In 1952, Gamal Abdul Nasser, at the head of the Egyptian Free Officers’ Movement, led a military coup that overthrew the British-backed king. A wave of copycat Arab nationalist coups followed. Nasser became an Arab hero and, though the 1956 Arab-Israel War represented a partial defeat, the nationalisation of the Suez Canal and the ignominious withdrawal of former colonial powers Britain and France during the crisis made the Egyptian leader the living embodiment of a new, assertive Arab spirit.
But after Arab defeats in the 1967 and 1973 wars, the nationalist cause sank. Sadat, Nasser’s successor, abandoned the Palestinians and made peace with Israel. Mubarak, his successor in turn, moved wholeheartedly into the orbit of the US, and also embraced the neoliberal ‘free market’ model increasingly favoured by western leaders, international bankers, and the multinationals. The dispossessed and the poor were sacrificed to the ‘New World Order’ heralded by the fall of the Berlin Wall in 1989. And as the rift between the pro-western regime and the Cairo streets widened, the Egyptian state, armed by the US, became ever more dictatorial and brutal.
What is now unfolding across the region is the blowback from 30 years of growing alienation. It is not simply a revolt against police terror and the cronyism and corruption of the Arab regimes.

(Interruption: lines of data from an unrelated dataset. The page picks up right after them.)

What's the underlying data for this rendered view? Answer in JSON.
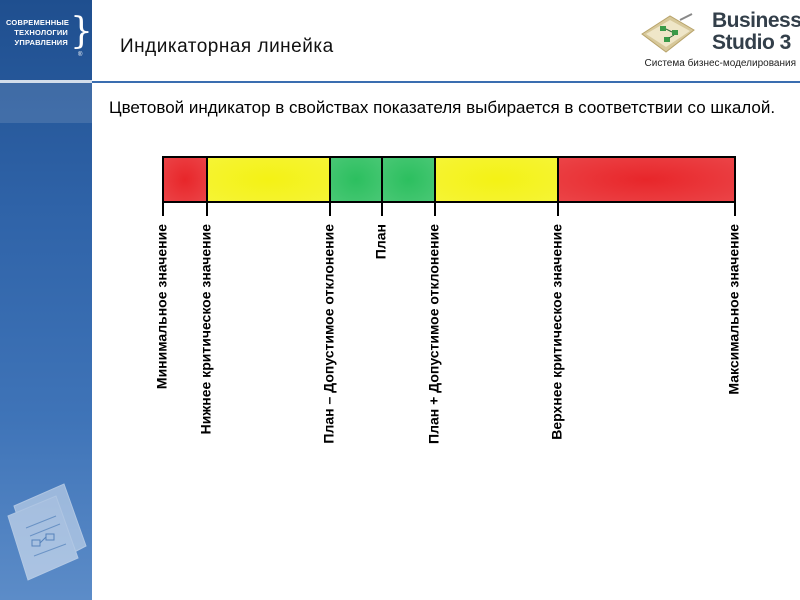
{
  "sidebar": {
    "company_logo_lines": [
      "СОВРЕМЕННЫЕ",
      "ТЕХНОЛОГИИ",
      "УПРАВЛЕНИЯ"
    ],
    "company_logo_reg": "®"
  },
  "header": {
    "title": "Индикаторная линейка",
    "brand": {
      "name_line1": "Business",
      "name_line2": "Studio 3",
      "tagline": "Система бизнес-моделирования"
    }
  },
  "body": {
    "description": "Цветовой индикатор в свойствах показателя выбирается в соответствии со шкалой."
  },
  "scale": {
    "colors": {
      "red": "#e8262a",
      "yellow": "#f4f215",
      "green": "#2cbf5f"
    },
    "segments": [
      {
        "color": "red"
      },
      {
        "color": "yellow"
      },
      {
        "color": "green"
      },
      {
        "color": "green"
      },
      {
        "color": "yellow"
      },
      {
        "color": "red"
      }
    ],
    "markers": [
      "Минимальное значение",
      "Нижнее критическое значение",
      "План – Допустимое отклонение",
      "План",
      "План + Допустимое отклонение",
      "Верхнее критическое значение",
      "Максимальное значение"
    ]
  }
}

It is also a revolt against US imperialism, neoliberal capitalism, mass unemployment, and a yawning gap between rich and poor.
This is not 1989 – a series of ‘velvet revolutions’ controlled from above and containable within a liberal parliamentary framework. This looks more like 1917, where the struggle for democracy ushered in a yet more powerful wave of struggle for radical social change.

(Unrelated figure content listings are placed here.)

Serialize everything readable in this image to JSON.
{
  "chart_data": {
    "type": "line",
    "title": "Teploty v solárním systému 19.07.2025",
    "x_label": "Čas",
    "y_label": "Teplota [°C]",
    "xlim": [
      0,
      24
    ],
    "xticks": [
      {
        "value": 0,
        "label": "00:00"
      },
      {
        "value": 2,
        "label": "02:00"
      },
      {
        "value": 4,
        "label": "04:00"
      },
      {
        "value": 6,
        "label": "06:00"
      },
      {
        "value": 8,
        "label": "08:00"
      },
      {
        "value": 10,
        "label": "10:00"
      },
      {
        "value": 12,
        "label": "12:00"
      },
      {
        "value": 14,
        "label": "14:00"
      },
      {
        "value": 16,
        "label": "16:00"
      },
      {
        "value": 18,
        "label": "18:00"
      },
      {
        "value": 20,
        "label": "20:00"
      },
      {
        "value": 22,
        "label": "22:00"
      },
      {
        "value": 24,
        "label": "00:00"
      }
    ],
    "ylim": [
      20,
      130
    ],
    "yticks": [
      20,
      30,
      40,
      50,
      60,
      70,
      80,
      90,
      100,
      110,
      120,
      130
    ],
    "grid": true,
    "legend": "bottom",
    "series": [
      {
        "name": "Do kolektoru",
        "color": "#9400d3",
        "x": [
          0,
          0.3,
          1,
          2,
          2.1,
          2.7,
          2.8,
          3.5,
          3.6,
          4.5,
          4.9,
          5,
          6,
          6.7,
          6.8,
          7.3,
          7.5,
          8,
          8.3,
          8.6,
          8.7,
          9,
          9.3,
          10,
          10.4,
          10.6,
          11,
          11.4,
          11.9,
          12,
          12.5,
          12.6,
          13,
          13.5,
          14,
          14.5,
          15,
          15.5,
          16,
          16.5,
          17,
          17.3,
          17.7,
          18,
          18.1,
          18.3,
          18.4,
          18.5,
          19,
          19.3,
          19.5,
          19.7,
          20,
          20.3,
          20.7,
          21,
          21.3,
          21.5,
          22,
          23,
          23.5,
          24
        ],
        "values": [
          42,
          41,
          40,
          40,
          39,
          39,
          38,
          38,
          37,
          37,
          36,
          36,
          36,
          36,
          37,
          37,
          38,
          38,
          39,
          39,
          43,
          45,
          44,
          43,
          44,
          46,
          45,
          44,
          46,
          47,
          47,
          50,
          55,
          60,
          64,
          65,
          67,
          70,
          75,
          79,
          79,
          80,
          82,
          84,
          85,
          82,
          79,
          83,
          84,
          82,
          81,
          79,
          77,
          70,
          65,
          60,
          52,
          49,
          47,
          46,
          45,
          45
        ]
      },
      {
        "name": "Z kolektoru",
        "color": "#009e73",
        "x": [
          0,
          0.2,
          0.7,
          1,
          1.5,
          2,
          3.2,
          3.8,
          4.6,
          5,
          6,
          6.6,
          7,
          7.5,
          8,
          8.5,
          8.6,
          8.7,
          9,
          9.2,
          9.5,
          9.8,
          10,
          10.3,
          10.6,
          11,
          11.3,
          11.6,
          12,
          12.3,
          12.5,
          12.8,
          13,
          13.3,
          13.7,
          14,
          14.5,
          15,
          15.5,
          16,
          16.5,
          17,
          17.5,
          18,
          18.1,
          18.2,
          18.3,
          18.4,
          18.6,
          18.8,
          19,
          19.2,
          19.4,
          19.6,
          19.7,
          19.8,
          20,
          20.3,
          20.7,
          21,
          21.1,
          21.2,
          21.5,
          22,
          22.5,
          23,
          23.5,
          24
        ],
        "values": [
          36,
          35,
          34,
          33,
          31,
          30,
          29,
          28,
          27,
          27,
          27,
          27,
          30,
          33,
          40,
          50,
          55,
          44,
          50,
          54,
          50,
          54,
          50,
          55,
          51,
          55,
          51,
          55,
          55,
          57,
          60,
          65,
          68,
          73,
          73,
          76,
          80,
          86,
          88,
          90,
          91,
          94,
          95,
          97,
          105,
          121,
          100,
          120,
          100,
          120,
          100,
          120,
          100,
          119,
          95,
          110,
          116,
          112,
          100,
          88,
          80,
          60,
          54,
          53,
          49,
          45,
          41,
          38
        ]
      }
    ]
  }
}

It is Egypt that gives the Arab Revolution this potential. With its 85 million people, and its long tradition of popular resistance, it is the political and cultural epicentre of the Arab world. We may be on the brink of a remaking of the entire region comparable in scale and significance with that between 1916 and 1922, which saw the collapse of the Ottoman Empire and the creation of today’s western-dominated Middle East.
Egypt has been one of the world’s sleeping giants. It has now awoken, and the earth shakes. Anything could happen.